A key component of the partnership is Accenture’s AI-powered migration solution, which is designed to automate the transition from legacy risk platforms to the ServiceNow AI Platform.
The companies indicate the approach can reduce migration costs, minimize operational disruption and shorten implementation timelines. That could appeal to enterprises that recognize the limits of legacy risk systems but remain cautious about the expense and complexity of replacing them.
“Cyber resilience is a clear business imperative as organizations face a growing volume of threats and increasing operational complexity,” said Rex Thexton, Global Chief Technology Officer at Accenture Cybersecurity. “Companies need more than isolated security tools. They need the ability to connect risk insights, automate decision-making, and respond at enterprise scale.”
Governance Becomes Central to Agentic AI Adoption
The announcement builds on the companies’ existing collaboration in governance, risk and compliance services. Accenture was recently recognized as a Leader in the IDC MarketScape Worldwide Cybersecurity Governance, Risk, and Compliance Consulting Services 2025–2026 Vendor Assessment, which highlighted the firm’s partnership with ServiceNow for integrated risk management and third-party risk management.
As enterprises adopt agentic AI, agents acting across security and risk workflows need access to data, systems and policies but that access must be controlled and auditable.

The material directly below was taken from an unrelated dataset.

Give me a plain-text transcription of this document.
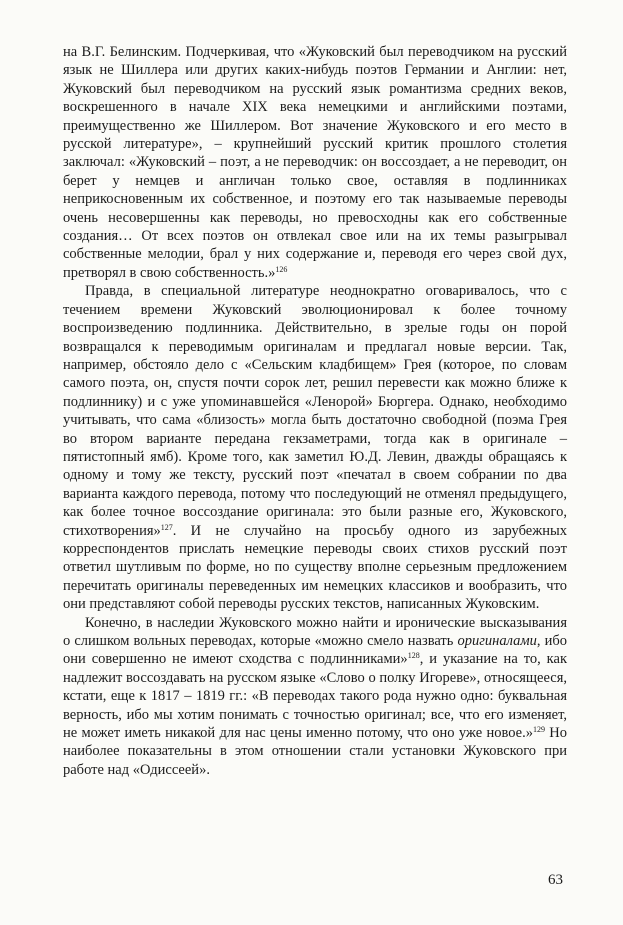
на В.Г. Белинским. Подчеркивая, что «Жуковский был переводчиком на русский язык не Шиллера или других каких-нибудь поэтов Германии и Англии: нет, Жуковский был переводчиком на русский язык романтизма средних веков, воскрешенного в начале XIX века немецкими и английскими поэтами, преимущественно же Шиллером. Вот значение Жуковского и его место в русской литературе», – крупнейший русский критик прошлого столетия заключал: «Жуковский – поэт, а не переводчик: он воссоздает, а не переводит, он берет у немцев и англичан только свое, оставляя в подлинниках неприкосновенным их собственное, и поэтому его так называемые переводы очень несовершенны как переводы, но превосходны как его собственные создания… От всех поэтов он отвлекал свое или на их темы разыгрывал собственные мелодии, брал у них содержание и, переводя его через свой дух, претворял в свою собственность.»$^{126}$

Правда, в специальной литературе неоднократно оговаривалось, что с течением времени Жуковский эволюционировал к более точному воспроизведению подлинника. Действительно, в зрелые годы он порой возвращался к переводимым оригиналам и предлагал новые версии. Так, например, обстояло дело с «Сельским кладбищем» Грея (которое, по словам самого поэта, он, спустя почти сорок лет, решил перевести как можно ближе к подлиннику) и с уже упоминавшейся «Ленорой» Бюргера. Однако, необходимо учитывать, что сама «близость» могла быть достаточно свободной (поэма Грея во втором варианте передана гекзаметрами, тогда как в оригинале – пятистопный ямб). Кроме того, как заметил Ю.Д. Левин, дважды обращаясь к одному и тому же тексту, русский поэт «печатал в своем собрании по два варианта каждого перевода, потому что последующий не отменял предыдущего, как более точное воссоздание оригинала: это были разные его, Жуковского, стихотворения»$^{127}$. И не случайно на просьбу одного из зарубежных корреспондентов прислать немецкие переводы своих стихов русский поэт ответил шутливым по форме, но по существу вполне серьезным предложением перечитать оригиналы переведенных им немецких классиков и вообразить, что они представляют собой переводы русских текстов, написанных Жуковским.

Конечно, в наследии Жуковского можно найти и иронические высказывания о слишком вольных переводах, которые «можно смело назвать оригиналами, ибо они совершенно не имеют сходства с подлинниками»$^{128}$, и указание на то, как надлежит воссоздавать на русском языке «Слово о полку Игореве», относящееся, кстати, еще к 1817 – 1819 гг.: «В переводах такого рода нужно одно: буквальная верность, ибо мы хотим понимать с точностью оригинал; все, что его изменяет, не может иметь никакой для нас цены именно потому, что оно уже новое.»$^{129}$ Но наиболее показательны в этом отношении стали установки Жуковского при работе над «Одиссеей».

63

Michael Fauscette, Founder, CEO and Chief Analyst at Arion Research, made that point in the CX Today panel.
“Governance actually is finally starting to be a big conversation and the more customers roll this out and use it, the more this is going to be fundamental. And it’s not governance like we used to think about it, putting it on the top. It’s governance [built it]. Because if you don’t build it in, you’ve got a problem.”
That framing aligns with the positioning of the ServiceNow-Accenture offering, which combines AI automation with integrated workflows and risk visibility.